C’è ovviamente dell’altro. Anzi, molto altro: gli strascichi infiniti della “Trattativa” fra Stato e mafia nei primi anni ’90; l’ormai leggendario teorema di Antonino Ingroia, l’ex procuratore aggiunto di Palermo, poi animatore di Rivoluzione Civile, sconfitto alle elezioni politiche 2013. Oggi Ingroia, dopo un difficile tentativo di rientro nella magistratura, ha un incarico nell’amministrazione Crocetta: e infatti – in modo non scontato – in questi giorni difende Lo Voi e getta acqua sul fuoco caso Crocetta. Ma i veleni del “caso Trattativa” sono ormai lontani dal controllo del padre di quell’ipotesi investigativa. Di mezzo ci sono stati, nel frattempo, gli ultimi difficili mesi di Giorgio Napolitano nel secondo mandato come Presidente della Repubblica.

Napolitano – in quanto ministro dell’Interno una ventina di anni fa – dovette subire un surreale interrogatorio dai Pm di Palermo proprio al Quirinale. Napolitano non è più presidente della Repubblica, ma i veleni della Trattativa non si sono diradati, anzi: la nomina di Lo Voi è stata attribuita da alcuni alla longa manus di Napolitano, in risposta all’aggressività della magistratura antimafia siciliana.

La cronaca degli ultimi giorni concitati segnala nel frattempo il disimpegno di Lari (“L’intercettazione Crocetta non è fra i nostri atti a Caltanissetta”) e la smentita finale anche di Lo Forte, solo dopo l’intervista di Lo Voi. La Procura generale presso la Cassazione ha intanto incaricato l’ufficio omologo presso la Corte d’Appello di Palermo di indagare su quanto è accaduto in Procura attorno al caso Crocetta (Lo Voi afferma che l’intercettazione di una telefonata del 2013 “non esiste” oggi presso la Procura di cui è capo da pochi mesi.

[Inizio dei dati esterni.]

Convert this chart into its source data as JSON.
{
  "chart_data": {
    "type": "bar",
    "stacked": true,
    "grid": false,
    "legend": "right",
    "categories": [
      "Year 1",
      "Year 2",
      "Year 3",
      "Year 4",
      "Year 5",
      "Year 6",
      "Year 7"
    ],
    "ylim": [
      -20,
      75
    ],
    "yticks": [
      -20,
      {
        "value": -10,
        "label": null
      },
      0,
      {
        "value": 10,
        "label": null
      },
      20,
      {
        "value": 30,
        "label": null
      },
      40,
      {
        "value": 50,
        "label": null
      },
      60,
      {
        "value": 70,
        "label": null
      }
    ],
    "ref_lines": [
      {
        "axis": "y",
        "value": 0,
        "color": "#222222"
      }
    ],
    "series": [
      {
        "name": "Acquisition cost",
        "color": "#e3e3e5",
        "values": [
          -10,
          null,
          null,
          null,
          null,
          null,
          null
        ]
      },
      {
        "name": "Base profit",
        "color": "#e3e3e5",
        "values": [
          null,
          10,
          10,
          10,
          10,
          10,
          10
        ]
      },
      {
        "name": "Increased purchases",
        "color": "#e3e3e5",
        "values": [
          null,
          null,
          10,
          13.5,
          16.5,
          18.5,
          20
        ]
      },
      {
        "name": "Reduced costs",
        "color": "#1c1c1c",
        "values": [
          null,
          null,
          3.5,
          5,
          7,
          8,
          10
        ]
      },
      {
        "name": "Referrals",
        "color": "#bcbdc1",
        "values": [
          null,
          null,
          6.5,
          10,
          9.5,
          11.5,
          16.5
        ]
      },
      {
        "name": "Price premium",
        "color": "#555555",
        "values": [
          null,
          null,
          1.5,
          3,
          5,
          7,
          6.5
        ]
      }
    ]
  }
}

Può darsi invece che sia esistita prima e non sia esistita più poi nei fascicoli e negli archivi giudiziari palermitani. O forse davvero non è mai esistita in quanto ordinata da un’autorità giudiziaria. O non è stata ordinata dalla Procura di Palermo).

Chi dovrà indagare su Lo Voi i suoi colleghi sarà comunque Roberto Scarpinato, un’altra vita a far la spola nei camminamenti antimafia fra Palermo e Caltanissetta. Sotto i riflettori: quelli che in Sicilia hanno illuminato la via a molti magistrati. Fra quelle che certamente meritavano di essere illuminate ci sono state quelle del Procuratore capo di Roma, Giuseppe Pignatone e quella del presidente del Senato, Pietro Grasso.  

Non sorprende che la Procura di Palermo resti molto ambita. E che la magistratura siciliana non tolleri interferenze nei cursus dei suoi campioni.